O caldo de cultura dos irmãos David e Stuart Wise era o Situacionismo de Debord e Vaneigem, vitaminado pelo niilismo estético radical de Pisarev e pelo anarquismo norte americano do “Black Mask” de Ben Morea e dos UAW/MF (Up Against the Wall Motherfuckers), também inspirador dos Yippies de Abbie Hoffman, Jerry Rubin, Phil Ochs e John Sinclair – inserir aqui derivação para o White Panther Party – e da guerrilha urbana dos Weathermen. Foi aí que, em Londres, entre o final de 60 e início de 70 do século passado, ao cuidado dos Wise, germinou o colectivo insurreccional King Mob, semente de inúmeras acções de choque como a ocupação selvagem de espaços públicos e universidades, a publicação de listas de celebridades a abater, a vandalização de cadeias de "fast food", as campanhas de panfletos de BD "détournée" e graffiti – o mais célebre: “Same thing day after day - tube - work - dinner - work - tube - armchair - TV - sleep - tube - work - how much more can you take? - one in ten goes mad, one in five cracks up” – ou a distribuição gratuita de brinquedos no Selfridges por um Pai Natal delinquentemente generoso. Em 1978, David Wise escreveria The End Of Music acerca do incêndio punk (em fase de rescaldo mas ainda activo) no qual tivera papel destacado um tal Malcolm McLaren, “inventor” dos Sex Pistols e, pouco tempo antes, um dos activistas da operação Selfridges.


Há três semanas, Joe Corré, fiho de McLaren e Vivienne Westwood, na boa tradição familiar, fez explodir outra bomba: perante a declaração – por iniciativa do British Film Institute, British Library, Design Museum, Museum of London, Photographers' Gallery, Rough Trade e Roundhouse – de 2016 como o “Year of Punk”, anunciou que, a 26 de Novembro, em Camden, por ocasião do 40º aniversário de "Anarchy in The UK", dos Pistols, lançará fogo à sua colecção de memorabilia punk, no valor de 5 milhões de libras, declarando “O punk transformou-se numa peça de museu.

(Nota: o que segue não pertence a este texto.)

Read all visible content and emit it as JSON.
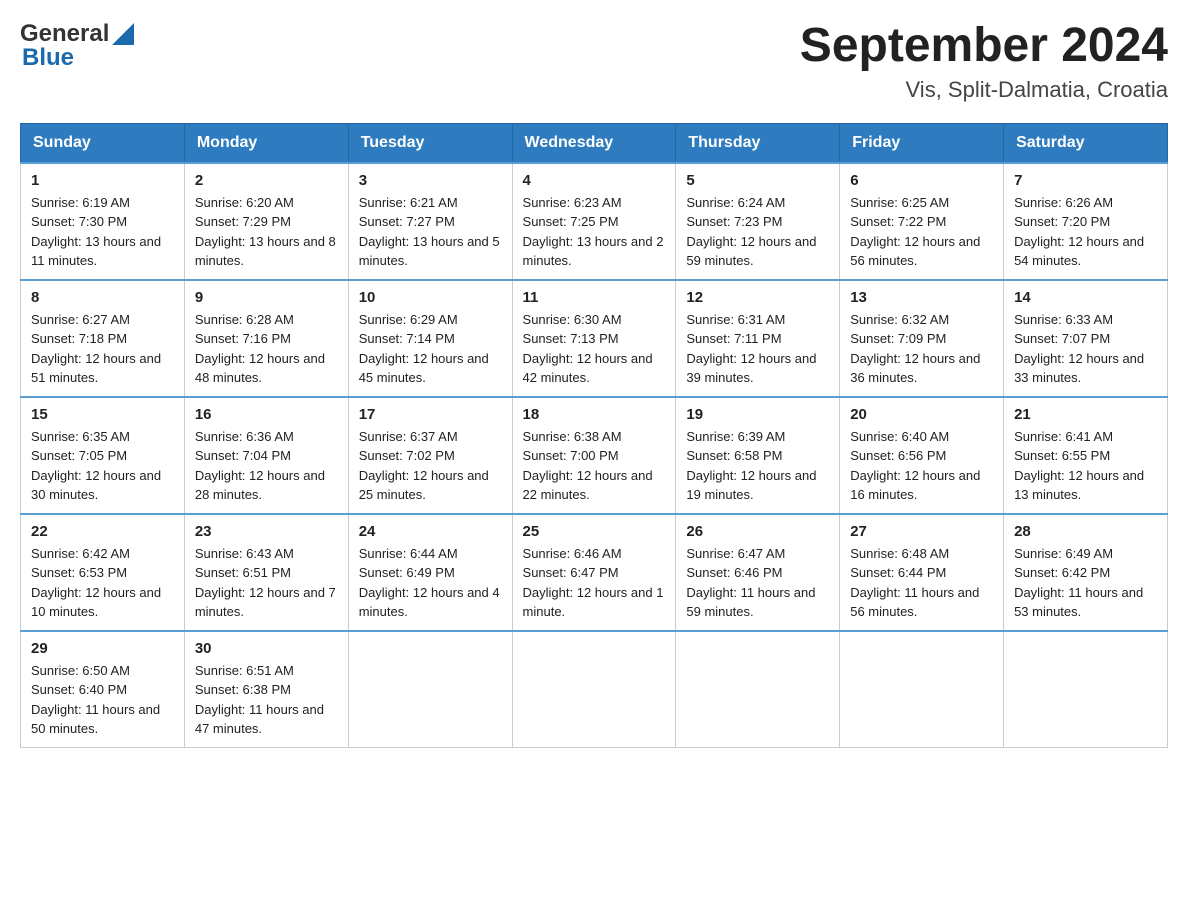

As pessoas estão anestesiadas, sentem que já não têm uma voz. Desistiram de lutar por aquilo em que acreditam. Temos de rebentar com esta merda toda outra vez!” Os ventos, porém, não estão de feição para os “gangsters of the new freedom” e é assaz duvidoso que venha a encontrar muitos aliados: do lado de lá do Atlântico, no Queens Museum, de Nova Iorque, entre 10 de Abril e 31 de Julho, será exibida a exposição “Hey! Ho! Let’s Go: Ramones and the Birth of Punk”. Punk’s not dead?